Über dem Osten Leipzigs kreist wie in den vergangenen Tagen ein Polizeihubschrauber. Zum wiederholten Mal werden der Park und die Umgebung fotografiert, die Bewohner der benachbarten Häuser befragt. Die rund um die Uhr arbeitende Soko «Michelle» und ihr Chef, Kriminaldirektor Uwe Matthias, haben jetzt einen Vorteil: Sie können die Fahndung gezielt auf das Gebiet um die Grundschule von Michelle und den Teich konzentrieren.

Ob das Mädchen bereits am Montag, dem Tag ihres Verschwinden, oder erst später getötet wurde, hält die Polizei geheim. Das gleiche gilt für die Frage, ob sie Opfer eines Sexualverbrechers wurde. Je weniger der Täter über den Stand der Ermittlungen wisse, umso eher mache er Fehler, erläutert ein Beamter die Polizeitaktik.

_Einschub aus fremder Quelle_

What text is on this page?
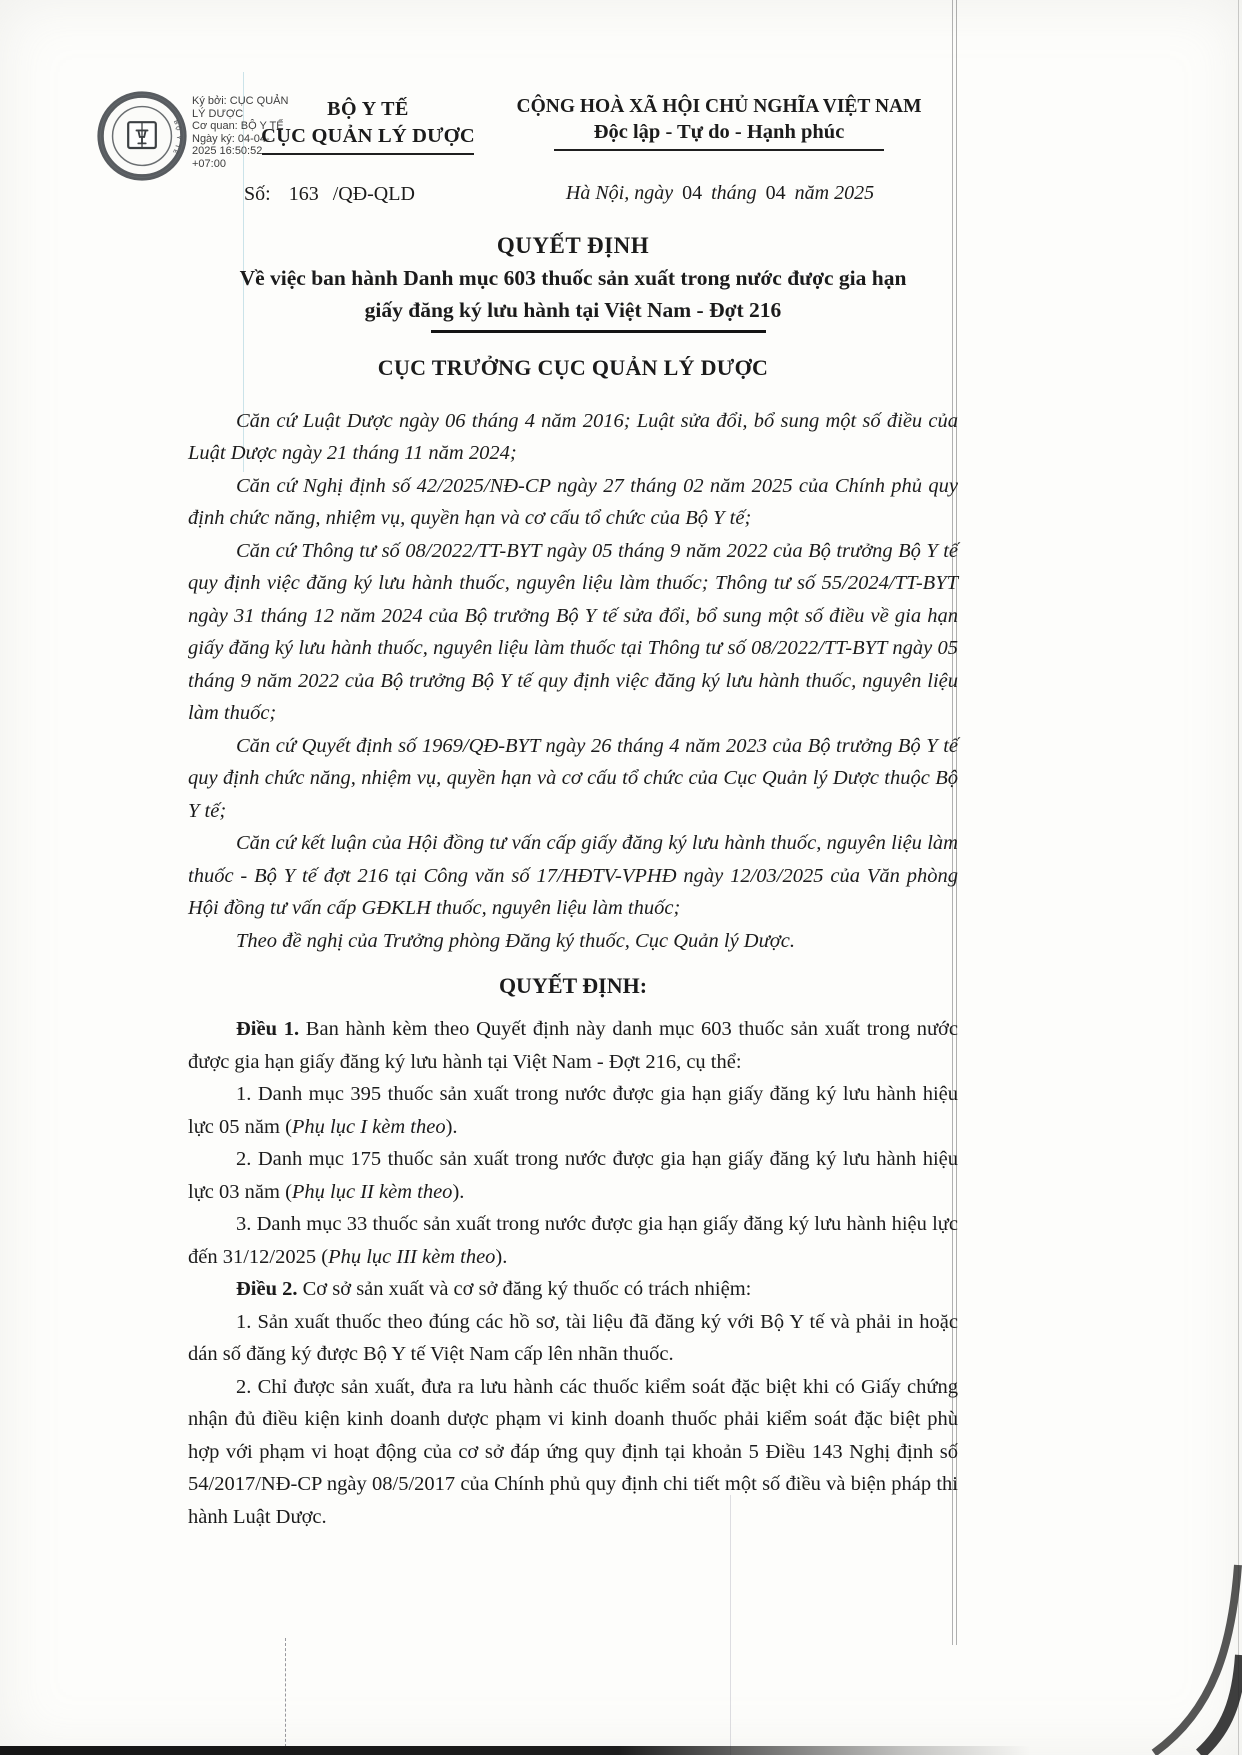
B Ộ   Y   T Ế
Ký bởi: CỤC QUẢN
LÝ DƯỢC
Cơ quan: BỘ Y TẾ
Ngày ký: 04-04-
2025 16:50:52
+07:00
BỘ Y TẾ
CỤC QUẢN LÝ DƯỢC
Số: 163 /QĐ-QLD
CỘNG HOÀ XÃ HỘI CHỦ NGHĨA VIỆT NAM
Độc lập - Tự do - Hạnh phúc
Hà Nội, ngày 04 tháng 04 năm 2025
QUYẾT ĐỊNH
Về việc ban hành Danh mục 603 thuốc sản xuất trong nước được gia hạn
giấy đăng ký lưu hành tại Việt Nam - Đợt 216
CỤC TRƯỞNG CỤC QUẢN LÝ DƯỢC

Căn cứ Luật Dược ngày 06 tháng 4 năm 2016; Luật sửa đổi, bổ sung một số điều của Luật Dược ngày 21 tháng 11 năm 2024;

Căn cứ Nghị định số 42/2025/NĐ-CP ngày 27 tháng 02 năm 2025 của Chính phủ quy định chức năng, nhiệm vụ, quyền hạn và cơ cấu tổ chức của Bộ Y tế;

Căn cứ Thông tư số 08/2022/TT-BYT ngày 05 tháng 9 năm 2022 của Bộ trưởng Bộ Y tế quy định việc đăng ký lưu hành thuốc, nguyên liệu làm thuốc; Thông tư số 55/2024/TT-BYT ngày 31 tháng 12 năm 2024 của Bộ trưởng Bộ Y tế sửa đổi, bổ sung một số điều về gia hạn giấy đăng ký lưu hành thuốc, nguyên liệu làm thuốc tại Thông tư số 08/2022/TT-BYT ngày 05 tháng 9 năm 2022 của Bộ trưởng Bộ Y tế quy định việc đăng ký lưu hành thuốc, nguyên liệu làm thuốc;

Căn cứ Quyết định số 1969/QĐ-BYT ngày 26 tháng 4 năm 2023 của Bộ trưởng Bộ Y tế quy định chức năng, nhiệm vụ, quyền hạn và cơ cấu tổ chức của Cục Quản lý Dược thuộc Bộ Y tế;

Căn cứ kết luận của Hội đồng tư vấn cấp giấy đăng ký lưu hành thuốc, nguyên liệu làm thuốc - Bộ Y tế đợt 216 tại Công văn số 17/HĐTV-VPHĐ ngày 12/03/2025 của Văn phòng Hội đồng tư vấn cấp GĐKLH thuốc, nguyên liệu làm thuốc;

Theo đề nghị của Trưởng phòng Đăng ký thuốc, Cục Quản lý Dược.

QUYẾT ĐỊNH:

Điều 1. Ban hành kèm theo Quyết định này danh mục 603 thuốc sản xuất trong nước được gia hạn giấy đăng ký lưu hành tại Việt Nam - Đợt 216, cụ thể:

1. Danh mục 395 thuốc sản xuất trong nước được gia hạn giấy đăng ký lưu hành hiệu lực 05 năm (Phụ lục I kèm theo).

2. Danh mục 175 thuốc sản xuất trong nước được gia hạn giấy đăng ký lưu hành hiệu lực 03 năm (Phụ lục II kèm theo).

3. Danh mục 33 thuốc sản xuất trong nước được gia hạn giấy đăng ký lưu hành hiệu lực đến 31/12/2025 (Phụ lục III kèm theo).

Điều 2. Cơ sở sản xuất và cơ sở đăng ký thuốc có trách nhiệm:

1. Sản xuất thuốc theo đúng các hồ sơ, tài liệu đã đăng ký với Bộ Y tế và phải in hoặc dán số đăng ký được Bộ Y tế Việt Nam cấp lên nhãn thuốc.

2. Chỉ được sản xuất, đưa ra lưu hành các thuốc kiểm soát đặc biệt khi có Giấy chứng nhận đủ điều kiện kinh doanh dược phạm vi kinh doanh thuốc phải kiểm soát đặc biệt phù hợp với phạm vi hoạt động của cơ sở đáp ứng quy định tại khoản 5 Điều 143 Nghị định số 54/2017/NĐ-CP ngày 08/5/2017 của Chính phủ quy định chi tiết một số điều và biện pháp thi hành Luật Dược.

Psychologisch wollen die Ermittler dem Mörder mit sogenannten Profilern auf die Spur kommen. Die erfahrenen Kriminalpolizisten werden in Deutschland als Fallanalysten bezeichnet. Sie versuchen aus dem Fundort, dem Zustand der Leiche und anderen Spuren die verschiedenen Motive des Täters und seine Einstellung aufzudecken. Fühlt er sich sicher? Ist er risikobereit? Ist es ein Wiederholungstäter? Welcher Schicht gehört er an? Diese Fragen treiben die Profiler um.

Auf selbst gemalten Plakaten vor der Schule steht: «Warum nur, Michelle?» und «Wir vermissen Dich alle». Am Montag, dem ersten Schultag in Sachsen, wird Michelle in der dritten Klasse der 25. Grundschule fehlen. «Alle Lehrer der Schule werden natürlich diesmal nicht über das schönste Ferienerlebnis sprechen, sondern über Michelle», sagt Roman Schulz von der Sächsischen Bildungsagentur. Die Kinder dürfen, wenn sie wollen, einen Brief an ihre ehemalige Mitschülerin schreiben oder einen Blumenstrauß für sie malen. Die Erwachsenen können an diesem Samstag bei einem Gedenkgottesdienst Abschied nehmen.